A month later, President Dina Boluarte, 63, already under investigation for corruption and facing single-digit approval ratings, was impeached for “permanent moral incapacity,” but mainly for failing to make a dent in the growing criminality taking over the country. The move came just hours after a shooting at a concert in Lima outraged the public. Boluarte was replaced by interim President José Jerí, a conservative politician best known for being elected as the Speaker of Congress despite being accused of sexually assaulting a woman at a Christmas party last year.
He has become Peru’s eighth president in less than a decade.
According to the Economist, one of Jerí’s first moves as interim president was to “unfollow adult content accounts on social media and delete his lecherous past posts,” with critics calling him “el presidente Pajero,” or “the wanker president.”
Fresh protests broke out with Peruvians calling for Jerí to resign, but they were met by a harsh government crackdown in which one protester died and hundreds more were injured.
In response to the unrest, Jerí declared a one-month state of emergency in Lima and the neighboring port of Callao. He’s also made a show of visiting prisons to promote a tough-on-crime image, wrote CNN’s Spanish edition.
Still, youth groups have pledged to defy the state of emergency – which has sent soldiers onto the streets and restricted the freedoms of assembly and movement – and continue protesting.
“We have the constitutional right to protest,” said Jorge Calmet, one of the Gen Z protest leaders. “That right cannot be taken away from us by a police commander, a congressman – and certainly not by someone who pretends to be president. We will march as many times as necessary.”
Despite violent nationwide protests and a failed attempt by leftist lawmakers to impeach him, Jeri has refused to resign, the Financial Times noted.
With approval ratings below 5 percent, the unpopular leader is seen as more of the same, analysts say. Still, “Even by the recent dismal standards of Peruvian politics, the ascension of Jose Jeri to be interim president marks a new low” for the country, World Politics Review wrote.
Meanwhile, analysts say that it wasn’t Boluarte’s failure to tackle rising crime that got her impeached but that lawmakers realized her usefulness to them was over – that support for her would hurt their 2026 election campaigns.
In 2022, serving as vice president, Boluarte took over the top job following the ouster of far-left President Pedro Castillo, who was impeached for attempting to dissolve Congress to prevent his removal, the BBC explained.
Without her own political party in Congress, she was only able to govern due to the support of an informal coalition of right-wing and centrist lawmakers. During her administration, these politicians effectively reshaped Peru’s institutions to protect themselves from corruption investigations, a move that included weakening law enforcement and the judicial system, thereby empowering criminal networks.
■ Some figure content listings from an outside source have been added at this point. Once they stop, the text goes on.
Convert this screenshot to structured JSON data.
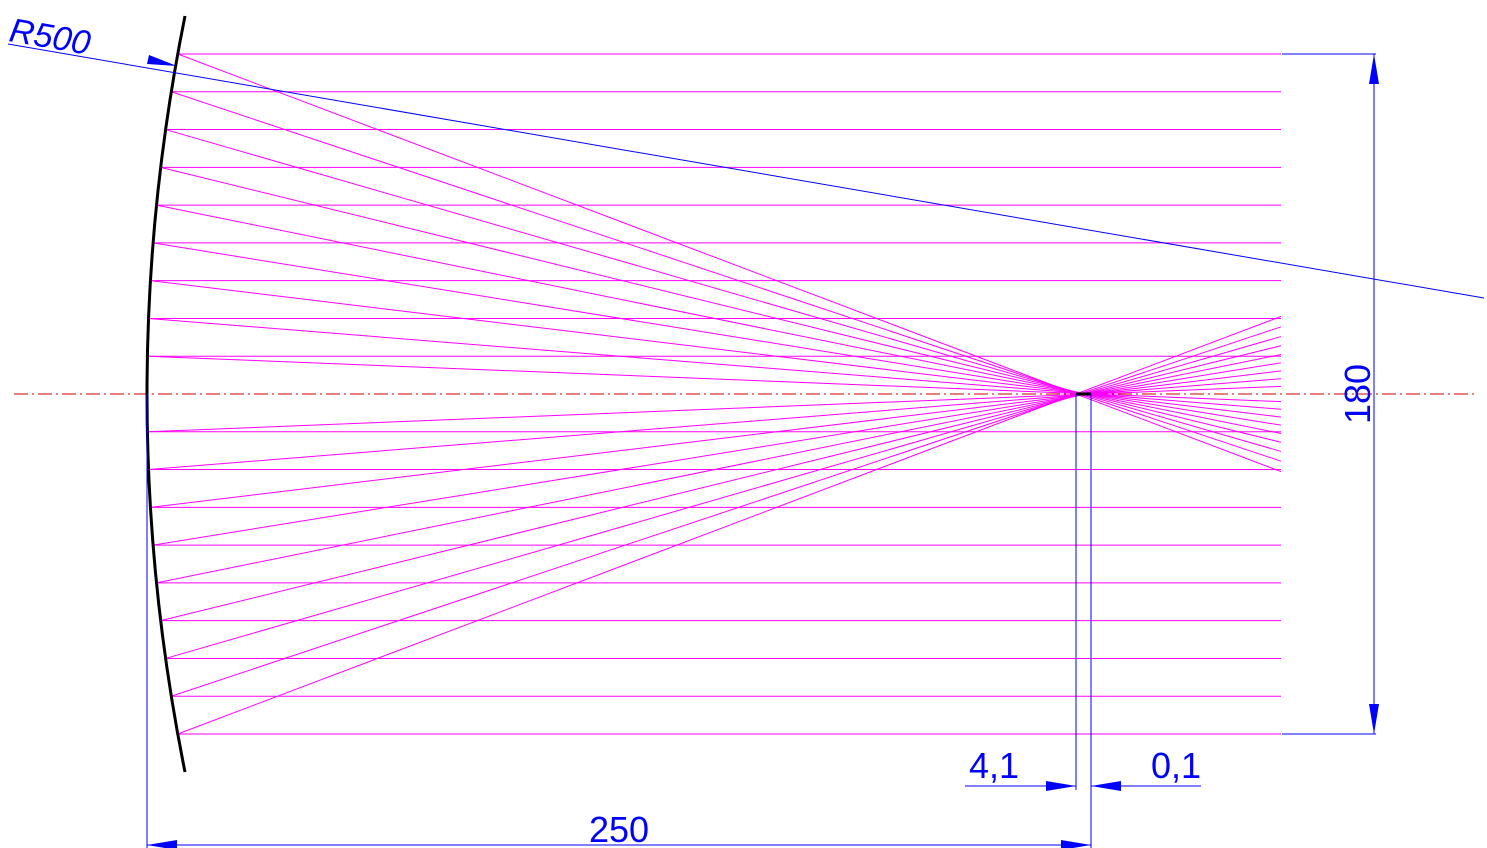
{
  "labels": {
    "radius": "R500",
    "height": "180",
    "length": "250",
    "offset_left": "4,1",
    "offset_right": "0,1"
  },
  "colors": {
    "rays": "#ff00ff",
    "dimensions": "#0000ff",
    "axis": "#cc0000",
    "mirror": "#000000"
  },
  "optics": {
    "mirror_radius": 500,
    "aperture_height": 180,
    "focal_distance": 250,
    "ray_count": 19
  }
}
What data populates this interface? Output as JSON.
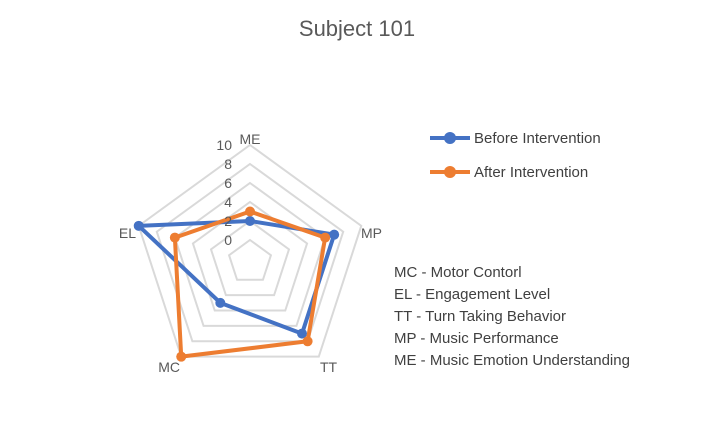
{
  "chart_data": {
    "type": "radar",
    "title": "Subject 101",
    "axes": [
      "ME",
      "MP",
      "TT",
      "MC",
      "EL"
    ],
    "rlim": [
      0,
      10
    ],
    "ticks": [
      "0",
      "2",
      "4",
      "6",
      "8",
      "10"
    ],
    "tick_values": [
      0,
      2,
      4,
      6,
      8,
      10
    ],
    "grid": true,
    "legend_position": "right",
    "series": [
      {
        "name": "Before Intervention",
        "color": "#4472C4",
        "values": [
          2,
          7,
          7,
          3,
          10
        ]
      },
      {
        "name": "After Intervention",
        "color": "#ED7D31",
        "values": [
          3,
          6,
          8,
          10,
          6
        ]
      }
    ],
    "notes": [
      "MC - Motor Contorl",
      "EL - Engagement Level",
      "TT - Turn Taking Behavior",
      "MP - Music Performance",
      "ME - Music Emotion Understanding"
    ]
  }
}
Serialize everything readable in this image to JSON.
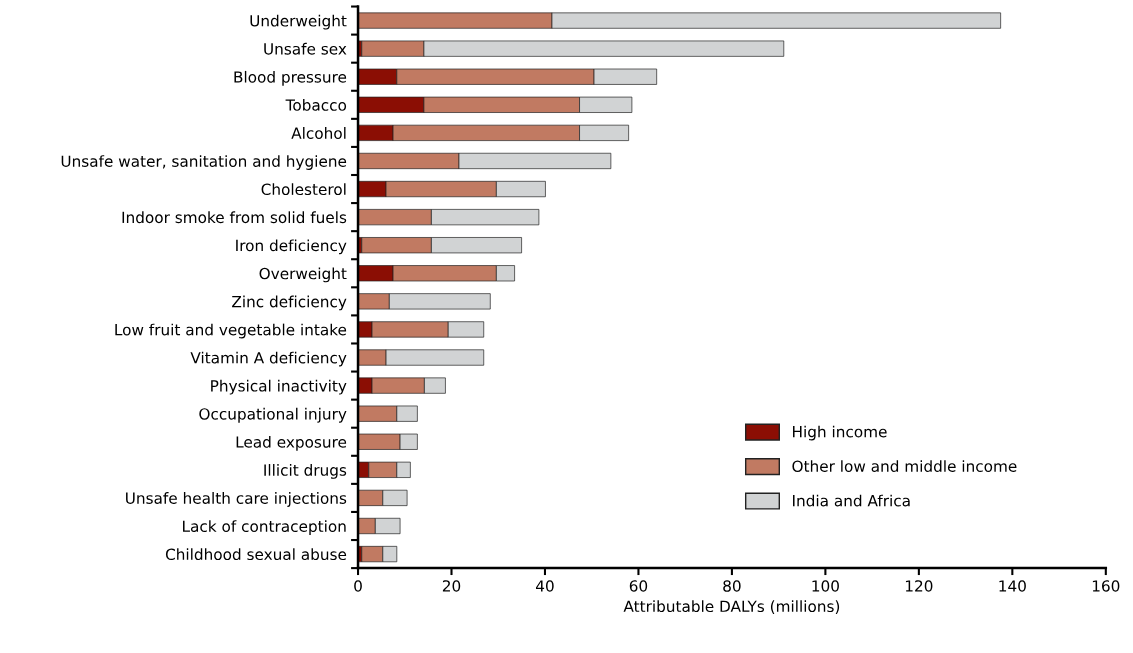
{
  "chart_data": {
    "type": "bar",
    "orientation": "horizontal",
    "stacked": true,
    "categories": [
      "Underweight",
      "Unsafe sex",
      "Blood pressure",
      "Tobacco",
      "Alcohol",
      "Unsafe water, sanitation and hygiene",
      "Cholesterol",
      "Indoor smoke from solid fuels",
      "Iron deficiency",
      "Overweight",
      "Zinc deficiency",
      "Low fruit and vegetable intake",
      "Vitamin A deficiency",
      "Physical inactivity",
      "Occupational injury",
      "Lead exposure",
      "Illicit drugs",
      "Unsafe health care injections",
      "Lack of contraception",
      "Childhood sexual abuse"
    ],
    "series": [
      {
        "name": "High income",
        "color": "#8b0e04",
        "values": [
          0,
          0.8,
          8.3,
          14.1,
          7.5,
          0,
          6.0,
          0,
          0.8,
          7.5,
          0,
          3.0,
          0,
          3.0,
          0,
          0,
          2.3,
          0,
          0,
          0.8
        ]
      },
      {
        "name": "Other low and middle income",
        "color": "#c17a62",
        "values": [
          41.5,
          13.3,
          42.2,
          33.3,
          39.9,
          21.6,
          23.6,
          15.7,
          14.9,
          22.1,
          6.7,
          16.3,
          6.0,
          11.2,
          8.3,
          9.0,
          6.0,
          5.3,
          3.7,
          4.5
        ]
      },
      {
        "name": "India and Africa",
        "color": "#d1d3d4",
        "values": [
          96,
          77,
          13.4,
          11.2,
          10.5,
          32.5,
          10.5,
          23.0,
          19.3,
          3.9,
          21.6,
          7.6,
          20.9,
          4.5,
          4.4,
          3.7,
          2.9,
          5.2,
          5.3,
          3.0
        ]
      }
    ],
    "xlabel": "Attributable DALYs (millions)",
    "xlim": [
      0,
      160
    ],
    "xticks": [
      0,
      20,
      40,
      60,
      80,
      100,
      120,
      140,
      160
    ],
    "grid": false,
    "legend": "bottom right"
  }
}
Analysts say that’s why Boluarte’s impeachment should not be viewed as resolving a political problem. Rather, it actually deepened Peru’s crisis to bring the country to a breaking point.
They add that the upcoming election – which has no clear frontrunner yet – could still serve up a reformist leader who could address crime and corruption and shore up Peru’s democracy. Or it may lead to a populist president who capitalizes on the widespread frustration with insecurity and inflation by promising strict order among an electorate that feels abandoned by its leaders.
“Peru’s crisis is no longer just about corruption or governance – it is about the basic survival of the rule of law,” wrote Martin Cassinelli of the Atlantic Council. “The October protests should not be seen as another episode in the country’s cyclical instability but as a warning that the old model – political chaos insulated from economic collapse – has possibly reached its breaking point. Unless the next government restores both security and institutional credibility, Peru’s democracy risks becoming not merely ungovernable, but unrecognizable.”